Naturally occurring synthetic or commercially produced dyes are known to be toxic and carcinogenic, contributing to environmental pollution. Furthermore, these dyes are resistant to biodegradation and persist as pollutants in water bodies. The current study investigated the interaction between four commercial dyes by the Bacillus megaterium H2 azoreductases using in silico analysis, which utilized the ligand binding site modeling, molecular docking, and molecular dynamics simulation. The docking interactions revealed the potential relevance of azoreductases (AzrBmH2: AzrBmH21, AzrBmH22/3, and AzrBmH24/5) with the four dye compounds (acid orange 7, cresol red, methylene blue, and malachite green) in bioremediation. The binding affinity of the AzrBmH2–dye docking complexes followed the order: AzrBmH21–dye complexes (− 9.4 to − 5.5 kcal/mol) > AzrBmH22/3–dye complexes (− 9.2 to − 5.4 kcal/mol) > AzrBmH24/5-dye complexes (− 9.4 to − 5.5 kcal/mol). Overall, the obtained binding affinity suggested that the stabilization of AzrBmH2–acid orange 7, AzrBmH2–cresol red, and AzrBmH2–methylene blue complexes is mainly driven by hydrogen interactions, with inter-atomic distances of interaction below 3.5 Å in all cases. In contrast, AzrBmH2–malachite green complexes are based on non-covalent hydrophobic interactions. Molecular dynamics simulations demonstrated the stability of the AzrBmH2–dye complexes, as evidenced by low root mean square deviation (RMSD) values ranging from 0.15 to 0.42 nm, root mean square fluctuation (RMSF) values ranging from 0.05 to 0.48 nm, and radius of gyration (Rg) values ranging from 1.75 to 1.88 nm. The predicted ligand binding-site residues further elucidated the interaction mechanisms of the tested dyes with potential environmental impact.
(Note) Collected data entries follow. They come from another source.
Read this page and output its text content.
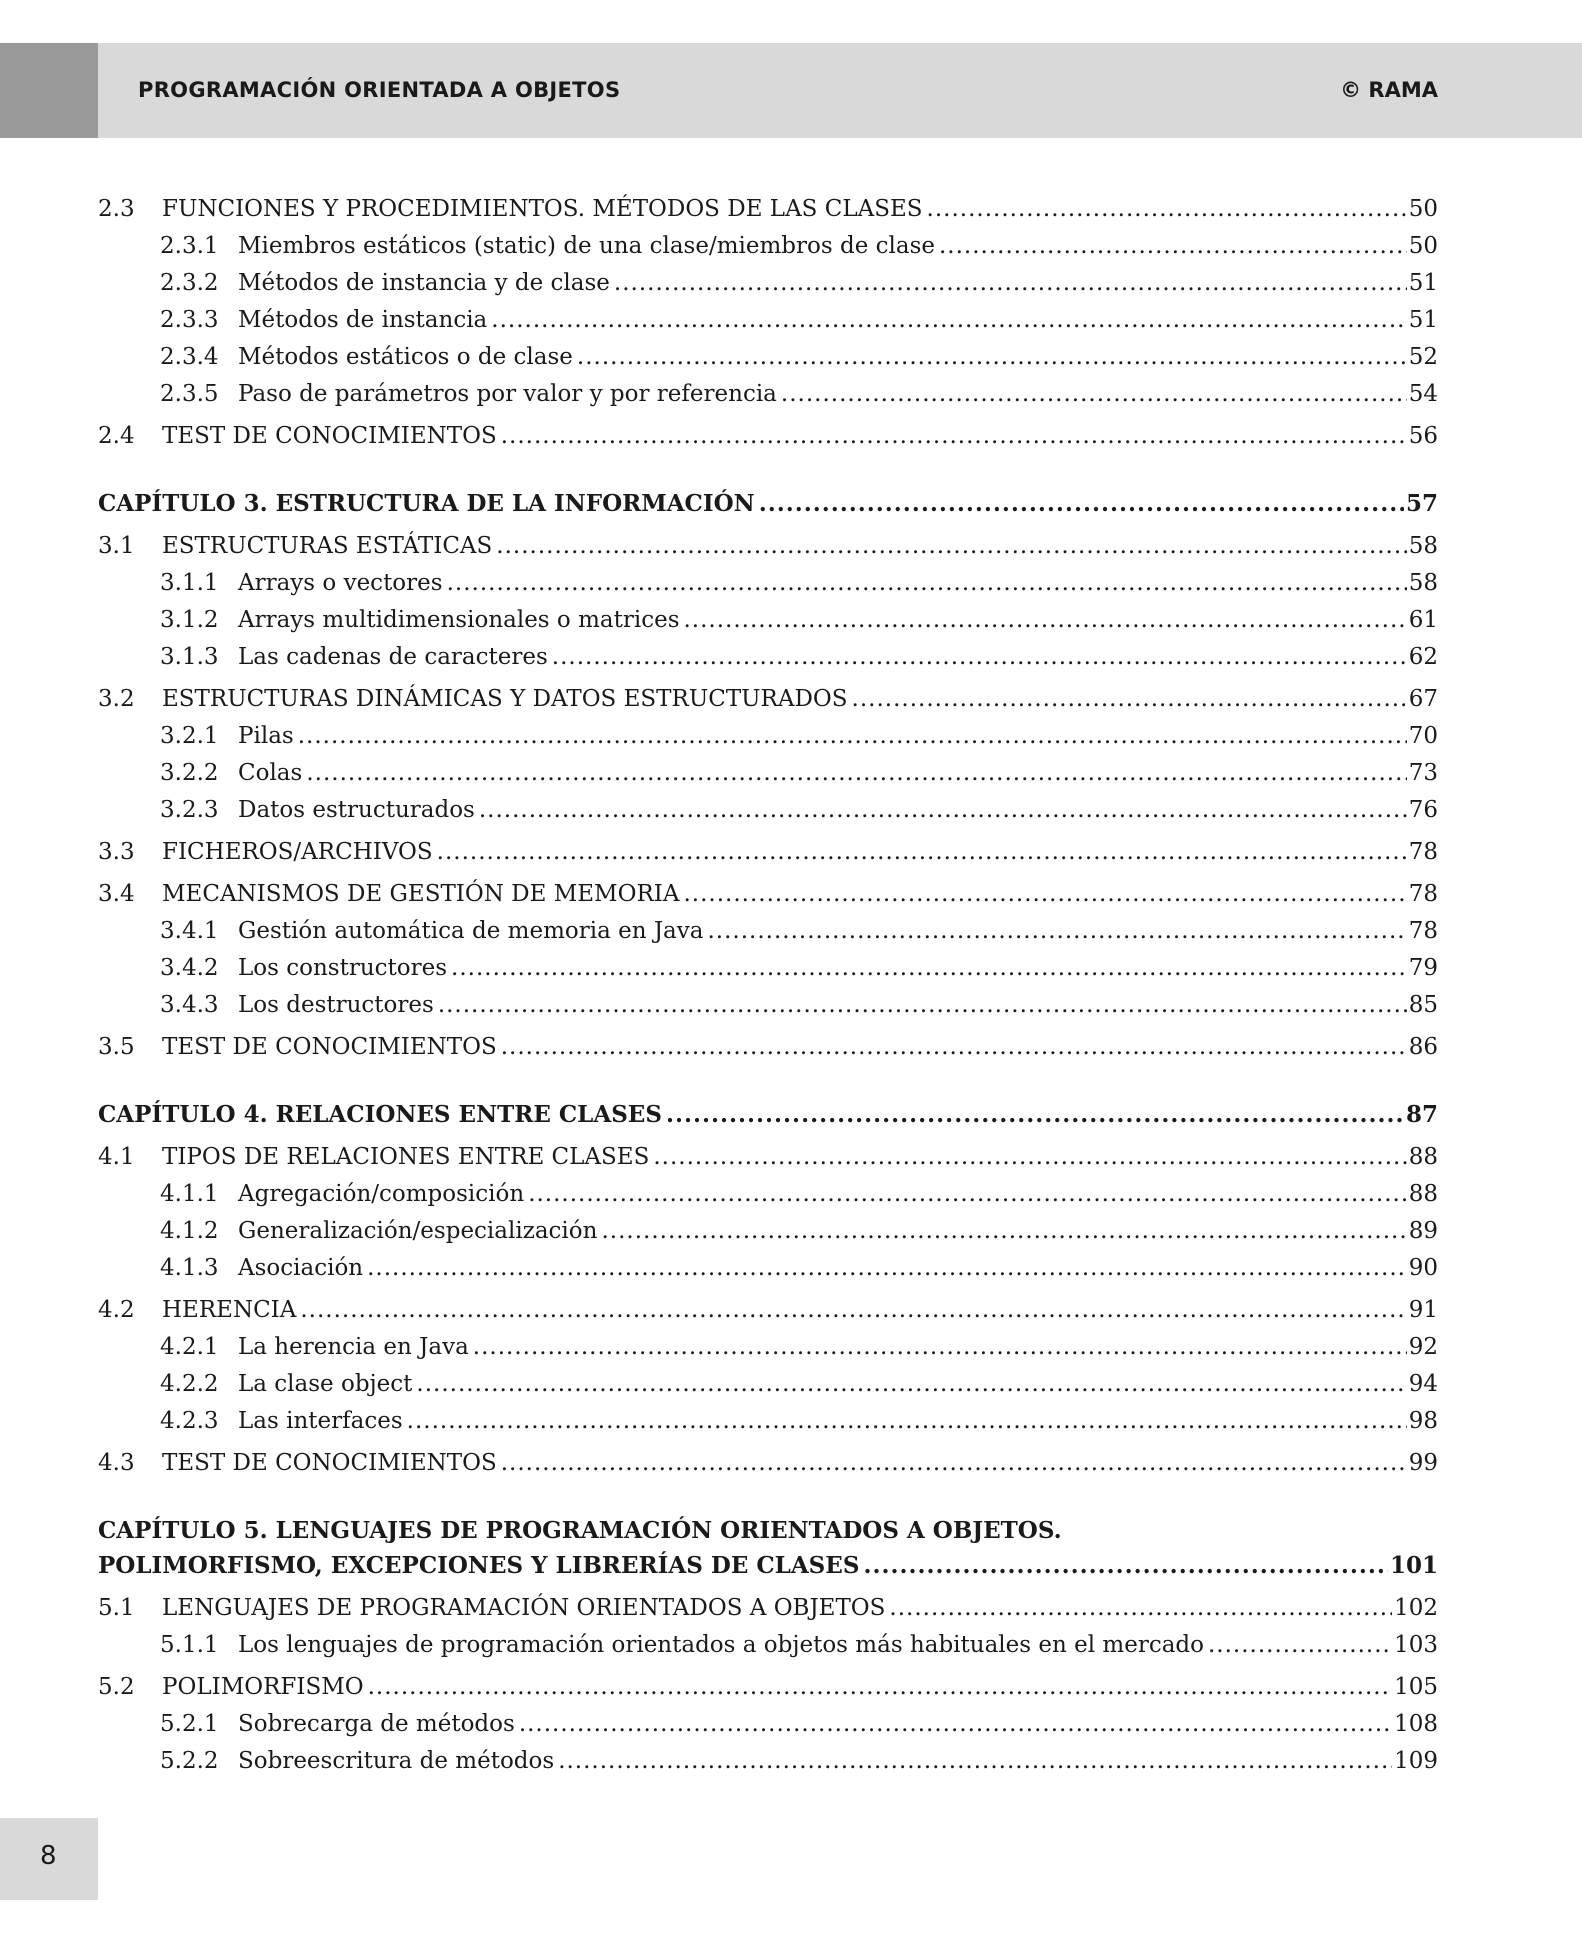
PROGRAMACIÓN ORIENTADA A OBJETOS	© RAMA
2.3	FUNCIONES Y PROCEDIMIENTOS. MÉTODOS DE LAS CLASES .....	50
2.3.1 Miembros estáticos (static) de una clase/miembros de clase .....	50
2.3.2 Métodos de instancia y de clase .....	51
2.3.3 Métodos de instancia .....	51
2.3.4 Métodos estáticos o de clase .....	52
2.3.5 Paso de parámetros por valor y por referencia .....	54
2.4	TEST DE CONOCIMIENTOS .....	56
CAPÍTULO 3. ESTRUCTURA DE LA INFORMACIÓN .....	57
3.1	ESTRUCTURAS ESTÁTICAS .....	58
3.1.1 Arrays o vectores .....	58
3.1.2 Arrays multidimensionales o matrices .....	61
3.1.3 Las cadenas de caracteres .....	62
3.2	ESTRUCTURAS DINÁMICAS Y DATOS ESTRUCTURADOS .....	67
3.2.1 Pilas .....	70
3.2.2 Colas .....	73
3.2.3 Datos estructurados .....	76
3.3	FICHEROS/ARCHIVOS .....	78
3.4	MECANISMOS DE GESTIÓN DE MEMORIA .....	78
3.4.1 Gestión automática de memoria en Java .....	78
3.4.2 Los constructores .....	79
3.4.3 Los destructores .....	85
3.5	TEST DE CONOCIMIENTOS .....	86
CAPÍTULO 4. RELACIONES ENTRE CLASES .....	87
4.1	TIPOS DE RELACIONES ENTRE CLASES .....	88
4.1.1 Agregación/composición .....	88
4.1.2 Generalización/especialización .....	89
4.1.3 Asociación .....	90
4.2	HERENCIA .....	91
4.2.1 La herencia en Java .....	92
4.2.2 La clase object .....	94
4.2.3 Las interfaces .....	98
4.3	TEST DE CONOCIMIENTOS .....	99
CAPÍTULO 5. LENGUAJES DE PROGRAMACIÓN ORIENTADOS A OBJETOS.
POLIMORFISMO, EXCEPCIONES Y LIBRERÍAS DE CLASES .....	101
5.1	LENGUAJES DE PROGRAMACIÓN ORIENTADOS A OBJETOS .....	102
5.1.1 Los lenguajes de programación orientados a objetos más habituales en el mercado .....	103
5.2	POLIMORFISMO .....	105
5.2.1 Sobrecarga de métodos .....	108
5.2.2 Sobreescritura de métodos .....	109
8
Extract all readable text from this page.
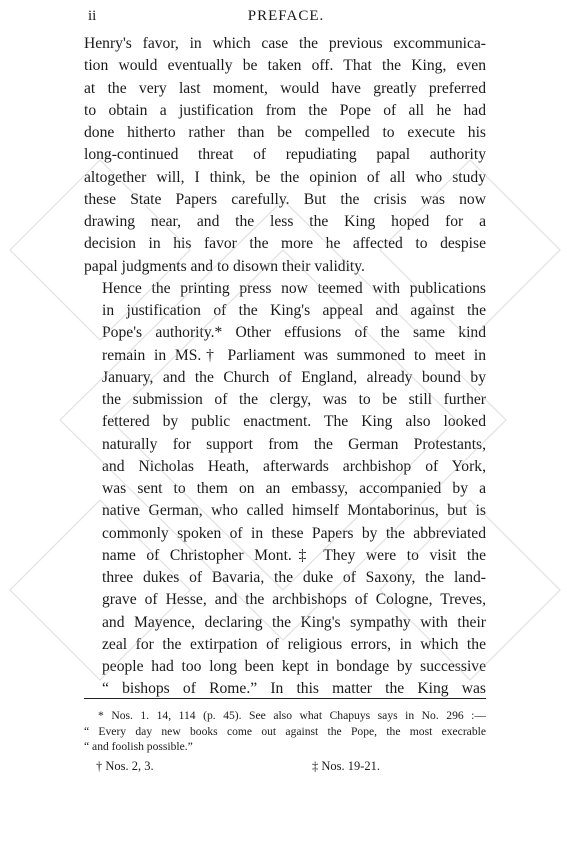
ii	PREFACE.

Henry's favor, in which case the previous excommunica-
tion would eventually be taken off. That the King, even
at the very last moment, would have greatly preferred
to obtain a justification from the Pope of all he had
done hitherto rather than be compelled to execute his
long-continued threat of repudiating papal authority
altogether will, I think, be the opinion of all who study
these State Papers carefully. But the crisis was now
drawing near, and the less the King hoped for a
decision in his favor the more he affected to despise
papal judgments and to disown their validity.

Hence the printing press now teemed with publications
in justification of the King's appeal and against the
Pope's authority.* Other effusions of the same kind
remain in MS.† Parliament was summoned to meet in
January, and the Church of England, already bound by
the submission of the clergy, was to be still further
fettered by public enactment. The King also looked
naturally for support from the German Protestants,
and Nicholas Heath, afterwards archbishop of York,
was sent to them on an embassy, accompanied by a
native German, who called himself Montaborinus, but is
commonly spoken of in these Papers by the abbreviated
name of Christopher Mont.‡ They were to visit the
three dukes of Bavaria, the duke of Saxony, the land-
grave of Hesse, and the archbishops of Cologne, Treves,
and Mayence, declaring the King's sympathy with their
zeal for the extirpation of religious errors, in which the
people had too long been kept in bondage by successive
“ bishops of Rome.” In this matter the King was

* Nos. 1. 14, 114 (p. 45). See also what Chapuys says in No. 296 :—
“ Every day new books come out against the Pope, the most execrable
“ and foolish possible.”
† Nos. 2, 3.	‡ Nos. 19-21.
These findings suggest an efficient biodegradation mechanism for the four dyes studied. The hypothetical evidence presented in this study opens new perspectives for the empirical bioremediation of the methylene blue, malachite green, cresol red, and acid orange 7 dyes using the Bacillus megaterium H2 azoreductases. Future work could progress toward implementing this strategy to identify novel enzymes for treating wastewater contaminated with synthetic dyes.